Abstract
Contemporary systems situated in real-world open environments frequently have to cope with incomplete and inconsistent information that typically increases complexity of reasoning and decision processes. Realistic modeling of such informationally complex environments calls for nuanced tools. In particular, incomplete and inconsistent information should neither trivialize nor stop both reasoning or planning. The paper introduces ACTLOG, a rule-based four-valued language designed to specify actions in a paraconsistent and paracomplete manner. ACTLOG is an extension of 4QLBel, a language for reasoning with paraconsistent belief bases. Each belief base stores multiple world representations. In this context, ACTLOG’s action may be seen as a belief bases’ transformer. In contrast to other approaches, ACTLOG actions can be executed even when the underlying belief base contents is inconsistent and/or partial. ACTLOG provides a nuanced action specification tools, allowing for subtle interplay among various forms of nonmonotonic, paraconsistent, paracomplete and doxastic reasoning methods applicable in informationally complex environments. Despite its rich modeling possibilities, it remains tractable. ACTLOG permits for composite actions by using sequential and parallel compositions as well as conditional specifications. The framework is illustrated on a decontamination case study known from the literature.
Highlights
Supported by the Polish National Science Centre grant 2015/19/B/ST6/02589, the ELLIIT Network Organization for Information and Communication Technology, and the Swedish Foundation for Strategic Research FSR (SymbiKBot Project)

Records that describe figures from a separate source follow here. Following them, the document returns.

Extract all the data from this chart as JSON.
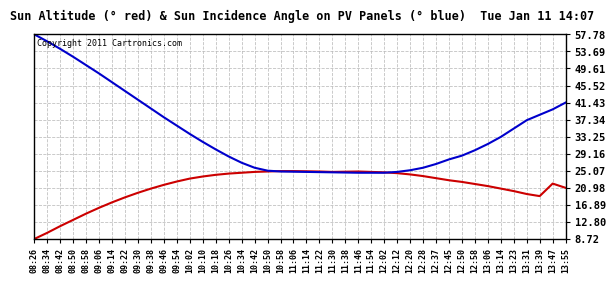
{
  "title": "Sun Altitude (° red) & Sun Incidence Angle on PV Panels (° blue)  Tue Jan 11 14:07",
  "copyright_text": "Copyright 2011 Cartronics.com",
  "background_color": "#ffffff",
  "plot_bg_color": "#ffffff",
  "grid_color": "#bbbbbb",
  "line_red_color": "#cc0000",
  "line_blue_color": "#0000cc",
  "yticks": [
    8.72,
    12.8,
    16.89,
    20.98,
    25.07,
    29.16,
    33.25,
    37.34,
    41.43,
    45.52,
    49.61,
    53.69,
    57.78
  ],
  "ymin": 8.72,
  "ymax": 57.78,
  "times": [
    "08:26",
    "08:34",
    "08:42",
    "08:50",
    "08:58",
    "09:06",
    "09:14",
    "09:22",
    "09:30",
    "09:38",
    "09:46",
    "09:54",
    "10:02",
    "10:10",
    "10:18",
    "10:26",
    "10:34",
    "10:42",
    "10:50",
    "10:58",
    "11:06",
    "11:14",
    "11:22",
    "11:30",
    "11:38",
    "11:46",
    "11:54",
    "12:02",
    "12:12",
    "12:20",
    "12:28",
    "12:37",
    "12:45",
    "12:50",
    "12:58",
    "13:06",
    "13:14",
    "13:23",
    "13:31",
    "13:39",
    "13:47",
    "13:55"
  ],
  "red_values": [
    8.72,
    10.2,
    11.8,
    13.3,
    14.8,
    16.2,
    17.5,
    18.7,
    19.8,
    20.8,
    21.7,
    22.5,
    23.2,
    23.7,
    24.1,
    24.4,
    24.6,
    24.8,
    24.9,
    25.0,
    25.0,
    24.95,
    24.9,
    24.8,
    24.85,
    24.9,
    24.8,
    24.7,
    24.5,
    24.2,
    23.8,
    23.3,
    22.8,
    22.4,
    21.9,
    21.4,
    20.8,
    20.2,
    19.5,
    19.0,
    22.0,
    20.98
  ],
  "blue_values": [
    57.78,
    56.1,
    54.3,
    52.4,
    50.4,
    48.4,
    46.3,
    44.2,
    42.1,
    40.0,
    37.9,
    35.9,
    33.9,
    32.0,
    30.2,
    28.5,
    27.0,
    25.8,
    25.1,
    24.9,
    24.85,
    24.8,
    24.75,
    24.7,
    24.65,
    24.6,
    24.6,
    24.6,
    24.8,
    25.2,
    25.8,
    26.7,
    27.8,
    28.7,
    30.0,
    31.5,
    33.2,
    35.2,
    37.2,
    38.5,
    39.8,
    41.43
  ]
}
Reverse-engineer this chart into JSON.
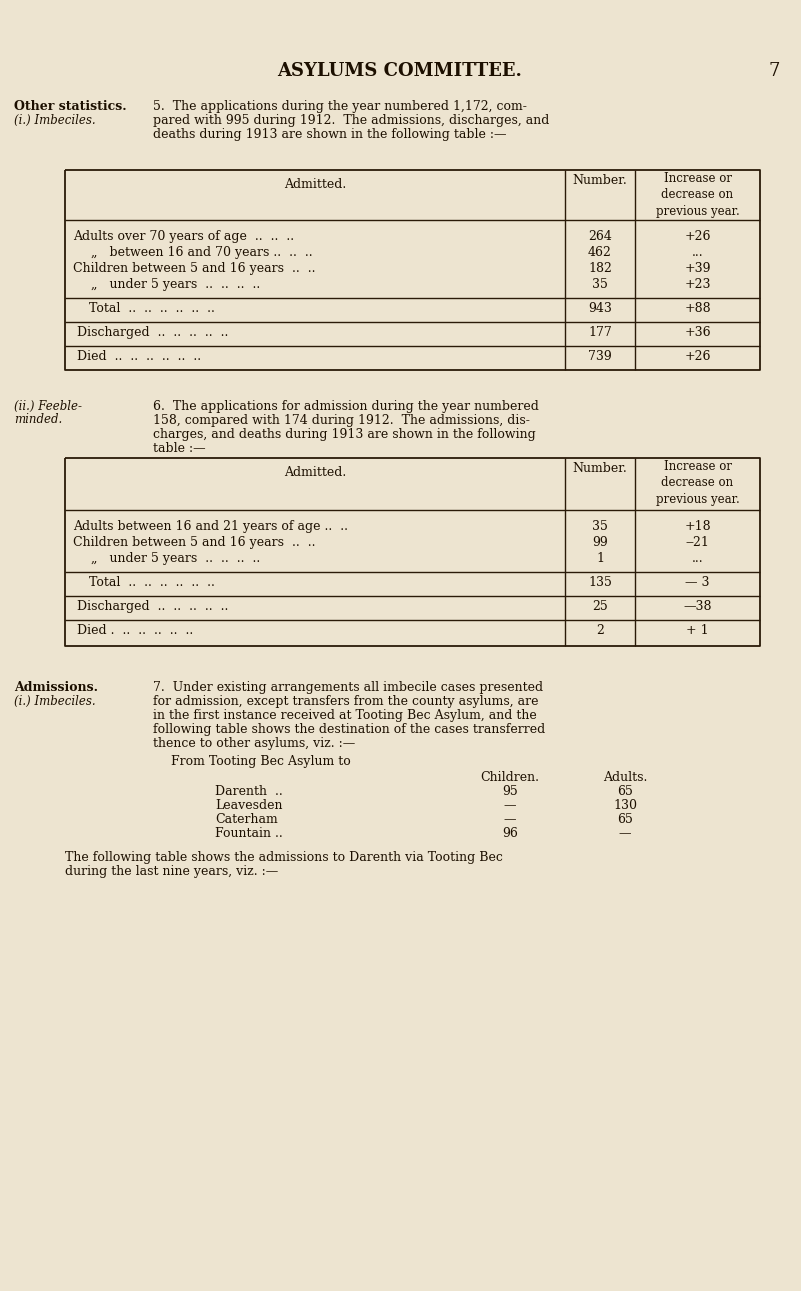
{
  "bg_color": "#ede4d0",
  "title": "ASYLUMS COMMITTEE.",
  "page_num": "7",
  "section_label1": "Other statistics.",
  "section_label2": "(i.) Imbeciles.",
  "para1_lines": [
    "5.  The applications during the year numbered 1,172, com-",
    "pared with 995 during 1912.  The admissions, discharges, and",
    "deaths during 1913 are shown in the following table :—"
  ],
  "table1_header_col1": "Admitted.",
  "table1_header_col2": "Number.",
  "table1_header_col3": "Increase or\ndecrease on\nprevious year.",
  "table1_rows": [
    [
      "Adults over 70 years of age  ..  ..  ..",
      "264",
      "+26"
    ],
    [
      "„   between 16 and 70 years ..  ..  ..",
      "462",
      "..."
    ],
    [
      "Children between 5 and 16 years  ..  ..",
      "182",
      "+39"
    ],
    [
      "„   under 5 years  ..  ..  ..  ..",
      "35",
      "+23"
    ]
  ],
  "table1_total": [
    "Total  ..  ..  ..  ..  ..  ..",
    "943",
    "+88"
  ],
  "table1_discharged": [
    "Discharged  ..  ..  ..  ..  ..",
    "177",
    "+36"
  ],
  "table1_died": [
    "Died  ..  ..  ..  ..  ..  ..",
    "739",
    "+26"
  ],
  "section_label3a": "(ii.) Feeble-",
  "section_label3b": "minded.",
  "para2_lines": [
    "6.  The applications for admission during the year numbered",
    "158, compared with 174 during 1912.  The admissions, dis-",
    "charges, and deaths during 1913 are shown in the following"
  ],
  "para2_cont": "table :—",
  "table2_header_col1": "Admitted.",
  "table2_header_col2": "Number.",
  "table2_header_col3": "Increase or\ndecrease on\nprevious year.",
  "table2_rows": [
    [
      "Adults between 16 and 21 years of age ..  ..",
      "35",
      "+18"
    ],
    [
      "Children between 5 and 16 years  ..  ..",
      "99",
      "‒21"
    ],
    [
      "„   under 5 years  ..  ..  ..  ..",
      "1",
      "..."
    ]
  ],
  "table2_total": [
    "Total  ..  ..  ..  ..  ..  ..",
    "135",
    "— 3"
  ],
  "table2_discharged": [
    "Discharged  ..  ..  ..  ..  ..",
    "25",
    "—38"
  ],
  "table2_died": [
    "Died .  ..  ..  ..  ..  ..",
    "2",
    "+ 1"
  ],
  "admissions_label1": "Admissions.",
  "admissions_label2": "(i.) Imbeciles.",
  "para3_lines": [
    "7.  Under existing arrangements all imbecile cases presented",
    "for admission, except transfers from the county asylums, are",
    "in the first instance received at Tooting Bec Asylum, and the",
    "following table shows the destination of the cases transferred",
    "thence to other asylums, viz. :—"
  ],
  "from_label": "From Tooting Bec Asylum to",
  "dest_col_children": "Children.",
  "dest_col_adults": "Adults.",
  "dest_rows": [
    [
      "Darenth  ..",
      "95",
      "65"
    ],
    [
      "Leavesden",
      "—",
      "130"
    ],
    [
      "Caterham",
      "—",
      "65"
    ],
    [
      "Fountain ..",
      "96",
      "—"
    ]
  ],
  "para4_lines": [
    "The following table shows the admissions to Darenth via Tooting Bec",
    "during the last nine years, viz. :—"
  ],
  "text_color": "#1c0f00",
  "line_color": "#2a1a08"
}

A belief base can consist of three 3i-worlds: the first one containing facts based on measurements received from a ground robot’s sensor platform, the second one containing facts extracted from a drone’s camera video stream and the third one representing views provided by ground operators
For any ACTLOG specification of an action act(x), by #D we denote the sum of sizes of all domains in the specification, #L stands for the sum of lengths of composite actions’ specifications and by #M we denote the number of 4QLBel modules occurring in the specification
Summary
Reasoning about actions and change is an essential ingredient of AI systems. Throughout the years a variety of advanced solutions has been introduced, developed, verified and used in this field. When building applications dealing with pervasive information gaps and gluts, it is crucial to design knowledge completion and disambiguation in accordance with the recognized needs and the requirements of the application in question Along these lines, action specification languages call for nuanced but possibly simple and uniform tools supporting a rich repertoire of related techniques. Since the inception of knowledge representation and planning, beliefs have usually been modeled via various combinations of multi-modal logics [15, 20], nonmonotonic logics [40], probabilistic reasoning [54] or fuzzy reasoning [58], just to mention some of them Most of those approaches either lack tools for handling 3i or are too complex for real-world applications.